Creation stories go right to the heart of human self-understanding. And they often focus on origins: of the cosmos and of humanity, and the relationship between the two. For example, do human beings stand at the pinnacle of creation, made in the image of Yahweh-Elohim? Or, following Charles Darwin and Alfred Russel Wallace, are humans, ha-adam, another branch in the evolutionary tree, made of earth, sharing blood and breath with kol nefesh, “every living creature that moves” (Gen 1:21)?
The most famous creation accounts occur in Genesis, where creation of both humans and animals actually happens twice and is closely connected. The first account compresses the creation and blessing of the whole swarming animal kingdom into a mere six verses (Gen 1:20-25). Afterward, female and male humans are made in God’s image and given “dominion” over every other living creature (Gen 1:26-28).
The second story reverses the sequence of creation, with Adam created first, before the animals (Gen 2:7). Here, God forms man from the dust of the ground and breathes life into “his nostrils.” Yet Adam is alone, and God decides to make him a “helper” from “every animal of the field and every bird of the air” (Gen 2:19-20); the creation of the animals in this story takes just two verses. Adam names each one but none are suitable partners, which leads God to create woman from Adam’s rib.
So what do these texts imply about the coexistence of humans and animals? For many scholars, the answer centers on the connotations of the Hebrew word radah (Gen 1:26). With its basic meaning of “treading or trampling down,” linked to kingly rule in the Hebrew Bible, radah is often translated as “dominion.” When this is coupled with the command in Gen 1:28 to “fill the earth and subdue it,” humankind seems divinely ordained to dominate the rest of creation. In a famous essay, “The Historical Roots of our Ecologic Crisis” (1967), Lynn White Jr. argues that Western Christianity’s reading of these passages has enabled humanity’s scientific and technological exploitation of the environment. As White notes, “[d]espite Darwin, we are not, in our hearts, part of the natural process” (p. 1206).
Others have suggested that this word dominion should be understood as a more benign rule or stewardship. Genesis 2:15 suggests that Adam is created to till and keep the garden in order, and some interpreters take this (with other verses) to suggest that humans are to be responsible stewards. In addition, many people interpret Gen 1:29 as emphasizing Adam and Eve’s vegetarian diet, with meat only becoming part of the table after Noah’s escape from the flood (Gen 9:3). However, in the second creation story, God also clothes the naked Adam and Eve with skins (Gen 3:21), hinting that some of the newly created animals might be used. The ambiguities surrounding humanity’s relationship with other animals continues throughout the Bible.

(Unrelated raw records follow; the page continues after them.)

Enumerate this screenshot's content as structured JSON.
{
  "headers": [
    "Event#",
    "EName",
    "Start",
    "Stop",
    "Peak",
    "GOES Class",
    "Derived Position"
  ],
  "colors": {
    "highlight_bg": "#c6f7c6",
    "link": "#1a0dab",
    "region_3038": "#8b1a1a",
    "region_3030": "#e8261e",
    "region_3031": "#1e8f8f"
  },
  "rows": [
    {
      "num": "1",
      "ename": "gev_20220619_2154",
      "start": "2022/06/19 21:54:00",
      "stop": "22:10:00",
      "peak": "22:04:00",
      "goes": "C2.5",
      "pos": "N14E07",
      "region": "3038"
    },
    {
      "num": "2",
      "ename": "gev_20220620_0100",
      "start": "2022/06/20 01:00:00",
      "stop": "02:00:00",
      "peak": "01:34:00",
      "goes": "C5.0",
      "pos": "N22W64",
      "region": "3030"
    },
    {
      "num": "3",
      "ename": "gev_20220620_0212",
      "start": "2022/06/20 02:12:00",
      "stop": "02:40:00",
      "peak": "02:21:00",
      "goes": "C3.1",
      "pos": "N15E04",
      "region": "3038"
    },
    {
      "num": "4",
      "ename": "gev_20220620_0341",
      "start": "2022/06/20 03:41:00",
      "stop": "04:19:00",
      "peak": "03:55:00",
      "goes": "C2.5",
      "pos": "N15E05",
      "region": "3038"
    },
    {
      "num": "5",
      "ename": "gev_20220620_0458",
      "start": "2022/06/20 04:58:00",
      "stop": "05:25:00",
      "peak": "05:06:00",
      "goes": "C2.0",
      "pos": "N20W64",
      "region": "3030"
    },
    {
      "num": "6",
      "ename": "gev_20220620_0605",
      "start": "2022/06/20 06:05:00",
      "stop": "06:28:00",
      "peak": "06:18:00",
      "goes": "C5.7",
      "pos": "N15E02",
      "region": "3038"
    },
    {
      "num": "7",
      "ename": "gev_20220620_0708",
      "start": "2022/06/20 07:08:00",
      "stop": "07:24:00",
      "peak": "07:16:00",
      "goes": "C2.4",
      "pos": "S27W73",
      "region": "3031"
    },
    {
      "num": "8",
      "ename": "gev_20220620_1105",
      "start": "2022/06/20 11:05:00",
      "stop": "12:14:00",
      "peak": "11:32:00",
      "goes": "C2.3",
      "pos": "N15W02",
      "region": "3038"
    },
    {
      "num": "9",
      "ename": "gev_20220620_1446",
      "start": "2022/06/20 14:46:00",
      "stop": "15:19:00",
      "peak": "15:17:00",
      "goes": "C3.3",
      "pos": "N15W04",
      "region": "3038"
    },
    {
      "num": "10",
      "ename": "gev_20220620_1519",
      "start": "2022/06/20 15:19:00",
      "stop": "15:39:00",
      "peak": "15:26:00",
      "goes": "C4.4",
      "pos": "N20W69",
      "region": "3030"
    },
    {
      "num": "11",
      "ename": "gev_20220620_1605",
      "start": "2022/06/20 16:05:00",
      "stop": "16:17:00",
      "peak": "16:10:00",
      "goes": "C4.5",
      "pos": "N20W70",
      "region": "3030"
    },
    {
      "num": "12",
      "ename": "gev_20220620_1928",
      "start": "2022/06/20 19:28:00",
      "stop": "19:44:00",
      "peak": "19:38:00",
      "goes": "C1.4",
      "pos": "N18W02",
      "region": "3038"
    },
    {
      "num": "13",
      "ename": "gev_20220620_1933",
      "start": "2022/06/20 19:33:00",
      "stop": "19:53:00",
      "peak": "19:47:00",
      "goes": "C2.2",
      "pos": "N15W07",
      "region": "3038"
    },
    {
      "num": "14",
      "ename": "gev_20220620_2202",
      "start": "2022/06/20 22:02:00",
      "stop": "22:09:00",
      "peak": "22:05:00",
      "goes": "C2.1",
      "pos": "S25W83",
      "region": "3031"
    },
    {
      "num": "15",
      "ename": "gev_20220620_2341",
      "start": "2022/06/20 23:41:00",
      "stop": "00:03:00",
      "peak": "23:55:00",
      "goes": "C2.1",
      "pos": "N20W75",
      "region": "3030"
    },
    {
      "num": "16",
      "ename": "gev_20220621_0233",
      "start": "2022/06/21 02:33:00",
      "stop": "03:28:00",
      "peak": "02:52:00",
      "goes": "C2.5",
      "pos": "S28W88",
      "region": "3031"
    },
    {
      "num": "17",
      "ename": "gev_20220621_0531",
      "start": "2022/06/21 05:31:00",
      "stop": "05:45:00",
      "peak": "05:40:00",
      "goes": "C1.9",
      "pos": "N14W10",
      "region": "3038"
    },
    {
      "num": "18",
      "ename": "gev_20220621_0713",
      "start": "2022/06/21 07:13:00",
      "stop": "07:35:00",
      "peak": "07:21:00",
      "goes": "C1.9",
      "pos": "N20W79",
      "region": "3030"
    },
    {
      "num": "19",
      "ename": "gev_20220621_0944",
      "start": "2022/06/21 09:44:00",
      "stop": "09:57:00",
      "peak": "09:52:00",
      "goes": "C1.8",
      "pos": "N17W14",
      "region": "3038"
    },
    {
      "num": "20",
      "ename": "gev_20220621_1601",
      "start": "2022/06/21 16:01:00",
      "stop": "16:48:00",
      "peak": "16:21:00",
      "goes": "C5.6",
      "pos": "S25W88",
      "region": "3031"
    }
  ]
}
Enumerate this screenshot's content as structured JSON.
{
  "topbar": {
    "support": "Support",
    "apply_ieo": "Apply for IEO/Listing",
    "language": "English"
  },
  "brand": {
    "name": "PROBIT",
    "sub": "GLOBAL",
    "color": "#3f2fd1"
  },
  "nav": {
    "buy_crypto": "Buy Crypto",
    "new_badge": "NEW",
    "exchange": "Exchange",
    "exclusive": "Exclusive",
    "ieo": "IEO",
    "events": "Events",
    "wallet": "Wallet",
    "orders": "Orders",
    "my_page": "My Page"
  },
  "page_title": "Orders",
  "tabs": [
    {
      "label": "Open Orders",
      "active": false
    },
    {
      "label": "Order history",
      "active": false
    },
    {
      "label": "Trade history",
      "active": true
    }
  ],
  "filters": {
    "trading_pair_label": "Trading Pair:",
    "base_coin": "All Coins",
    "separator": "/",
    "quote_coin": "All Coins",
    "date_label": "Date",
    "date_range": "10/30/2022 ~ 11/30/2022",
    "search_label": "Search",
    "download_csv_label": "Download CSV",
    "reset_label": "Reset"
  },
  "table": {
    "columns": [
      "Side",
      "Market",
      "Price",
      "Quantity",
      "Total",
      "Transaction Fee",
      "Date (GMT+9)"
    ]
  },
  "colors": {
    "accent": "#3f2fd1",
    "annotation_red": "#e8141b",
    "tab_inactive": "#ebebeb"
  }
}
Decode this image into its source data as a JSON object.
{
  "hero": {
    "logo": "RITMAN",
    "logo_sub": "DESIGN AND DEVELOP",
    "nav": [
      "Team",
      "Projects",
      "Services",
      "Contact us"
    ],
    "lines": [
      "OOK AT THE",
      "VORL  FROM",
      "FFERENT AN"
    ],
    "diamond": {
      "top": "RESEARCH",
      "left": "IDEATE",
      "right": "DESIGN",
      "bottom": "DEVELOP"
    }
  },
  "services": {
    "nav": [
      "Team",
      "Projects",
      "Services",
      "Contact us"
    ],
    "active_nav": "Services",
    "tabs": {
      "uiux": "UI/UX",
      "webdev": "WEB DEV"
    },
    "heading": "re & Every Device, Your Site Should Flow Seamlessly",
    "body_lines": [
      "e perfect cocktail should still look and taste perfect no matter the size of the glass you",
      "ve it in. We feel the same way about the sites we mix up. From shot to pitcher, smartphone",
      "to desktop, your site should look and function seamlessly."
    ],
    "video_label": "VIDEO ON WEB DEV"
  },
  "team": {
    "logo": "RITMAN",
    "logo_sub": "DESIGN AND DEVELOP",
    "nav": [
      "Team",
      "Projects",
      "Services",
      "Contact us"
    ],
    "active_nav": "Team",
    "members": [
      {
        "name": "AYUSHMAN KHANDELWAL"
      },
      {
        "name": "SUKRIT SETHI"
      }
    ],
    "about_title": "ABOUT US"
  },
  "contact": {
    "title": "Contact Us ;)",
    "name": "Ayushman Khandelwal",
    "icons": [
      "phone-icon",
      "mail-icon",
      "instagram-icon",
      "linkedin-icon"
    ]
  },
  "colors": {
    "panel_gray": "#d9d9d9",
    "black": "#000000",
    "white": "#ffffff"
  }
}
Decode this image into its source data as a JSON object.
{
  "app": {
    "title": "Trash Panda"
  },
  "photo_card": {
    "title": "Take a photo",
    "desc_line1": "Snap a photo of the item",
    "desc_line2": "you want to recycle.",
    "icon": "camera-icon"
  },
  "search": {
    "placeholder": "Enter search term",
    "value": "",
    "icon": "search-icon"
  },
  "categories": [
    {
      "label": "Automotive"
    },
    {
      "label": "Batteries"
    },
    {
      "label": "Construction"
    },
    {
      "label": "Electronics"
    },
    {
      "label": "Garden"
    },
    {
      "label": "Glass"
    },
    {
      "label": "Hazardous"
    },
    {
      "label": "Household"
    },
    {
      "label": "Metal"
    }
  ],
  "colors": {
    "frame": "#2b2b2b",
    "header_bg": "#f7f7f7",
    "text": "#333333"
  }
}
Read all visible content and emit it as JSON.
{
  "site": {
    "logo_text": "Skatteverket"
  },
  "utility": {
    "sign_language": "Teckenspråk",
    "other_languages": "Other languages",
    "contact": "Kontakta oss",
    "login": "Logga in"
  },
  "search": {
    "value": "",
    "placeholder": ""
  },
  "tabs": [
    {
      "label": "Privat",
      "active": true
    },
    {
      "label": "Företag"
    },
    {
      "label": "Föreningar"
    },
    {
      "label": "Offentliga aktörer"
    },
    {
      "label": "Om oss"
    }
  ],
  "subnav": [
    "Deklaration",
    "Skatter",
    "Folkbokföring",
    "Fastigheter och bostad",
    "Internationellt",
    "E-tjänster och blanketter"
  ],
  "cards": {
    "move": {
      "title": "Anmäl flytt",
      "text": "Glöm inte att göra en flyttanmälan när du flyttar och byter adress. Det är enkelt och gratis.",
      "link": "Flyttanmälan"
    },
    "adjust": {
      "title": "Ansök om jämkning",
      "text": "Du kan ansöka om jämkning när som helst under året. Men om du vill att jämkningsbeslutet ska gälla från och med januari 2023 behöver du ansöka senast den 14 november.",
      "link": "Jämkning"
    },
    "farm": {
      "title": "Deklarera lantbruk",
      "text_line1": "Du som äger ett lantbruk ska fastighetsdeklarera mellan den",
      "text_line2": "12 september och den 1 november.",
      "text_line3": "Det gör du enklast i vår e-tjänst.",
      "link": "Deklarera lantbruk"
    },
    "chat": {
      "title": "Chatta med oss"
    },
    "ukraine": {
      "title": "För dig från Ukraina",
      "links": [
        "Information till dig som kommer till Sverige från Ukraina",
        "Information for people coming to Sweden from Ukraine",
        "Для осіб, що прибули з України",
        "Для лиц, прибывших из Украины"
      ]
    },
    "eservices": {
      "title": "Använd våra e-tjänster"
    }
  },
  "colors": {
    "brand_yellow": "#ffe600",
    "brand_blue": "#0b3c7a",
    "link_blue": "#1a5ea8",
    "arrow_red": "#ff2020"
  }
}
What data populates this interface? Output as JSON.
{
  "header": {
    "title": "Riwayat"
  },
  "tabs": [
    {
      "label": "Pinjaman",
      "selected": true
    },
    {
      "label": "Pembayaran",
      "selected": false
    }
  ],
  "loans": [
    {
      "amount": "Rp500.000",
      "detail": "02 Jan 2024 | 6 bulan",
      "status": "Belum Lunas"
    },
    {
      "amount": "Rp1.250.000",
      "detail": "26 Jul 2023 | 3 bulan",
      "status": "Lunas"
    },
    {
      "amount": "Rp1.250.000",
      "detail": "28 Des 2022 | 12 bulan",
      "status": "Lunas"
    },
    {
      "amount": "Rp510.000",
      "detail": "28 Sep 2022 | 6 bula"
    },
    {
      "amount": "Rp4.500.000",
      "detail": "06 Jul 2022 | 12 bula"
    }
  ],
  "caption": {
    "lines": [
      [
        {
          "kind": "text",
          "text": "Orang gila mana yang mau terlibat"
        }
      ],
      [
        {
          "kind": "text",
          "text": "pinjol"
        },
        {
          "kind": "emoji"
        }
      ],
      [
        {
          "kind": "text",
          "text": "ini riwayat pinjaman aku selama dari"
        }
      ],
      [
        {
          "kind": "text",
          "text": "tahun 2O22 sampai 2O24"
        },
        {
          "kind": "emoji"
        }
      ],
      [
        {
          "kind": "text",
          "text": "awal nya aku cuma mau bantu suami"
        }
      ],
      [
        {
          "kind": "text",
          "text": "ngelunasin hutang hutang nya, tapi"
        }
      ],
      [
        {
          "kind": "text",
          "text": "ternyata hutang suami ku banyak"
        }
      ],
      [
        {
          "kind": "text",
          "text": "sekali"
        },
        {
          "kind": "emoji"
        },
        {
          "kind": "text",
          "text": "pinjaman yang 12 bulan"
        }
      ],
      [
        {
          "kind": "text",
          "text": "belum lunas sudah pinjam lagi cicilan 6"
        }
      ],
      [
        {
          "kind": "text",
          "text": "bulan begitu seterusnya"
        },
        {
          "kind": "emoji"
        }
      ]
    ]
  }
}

But more and more philosophers, theologians, poets, artists, and activists are attempting to reinsert humans back into the natural processes of the cosmos. In his sonnet “Naming the Animals,” Anthony Hecht tries to bring Adam (ha-adam) back down to earth (ha-adamah) and reimagine the relationship between the first man and the animals; for the poet, humility and humus (earth) are closely linked. Darren Aronofsky, the director of the film Noah (2014), claimed that Noah was the first environmentalist because of the part he plays in saving the animals. However you take this claim, God’s command to Noah in Gen 6:19 does echo the language used at creation in Gen 1:21. In Genesis, creation can only be recreated after the flood with all living creatures in attendance.
Perhaps imagining the humility of the ark, living cheek-by-jowl with “every animal of the field and every bird of the air” (Gen 2:19), might remind us of our very animality and help us recognize that we, too, are living creatures.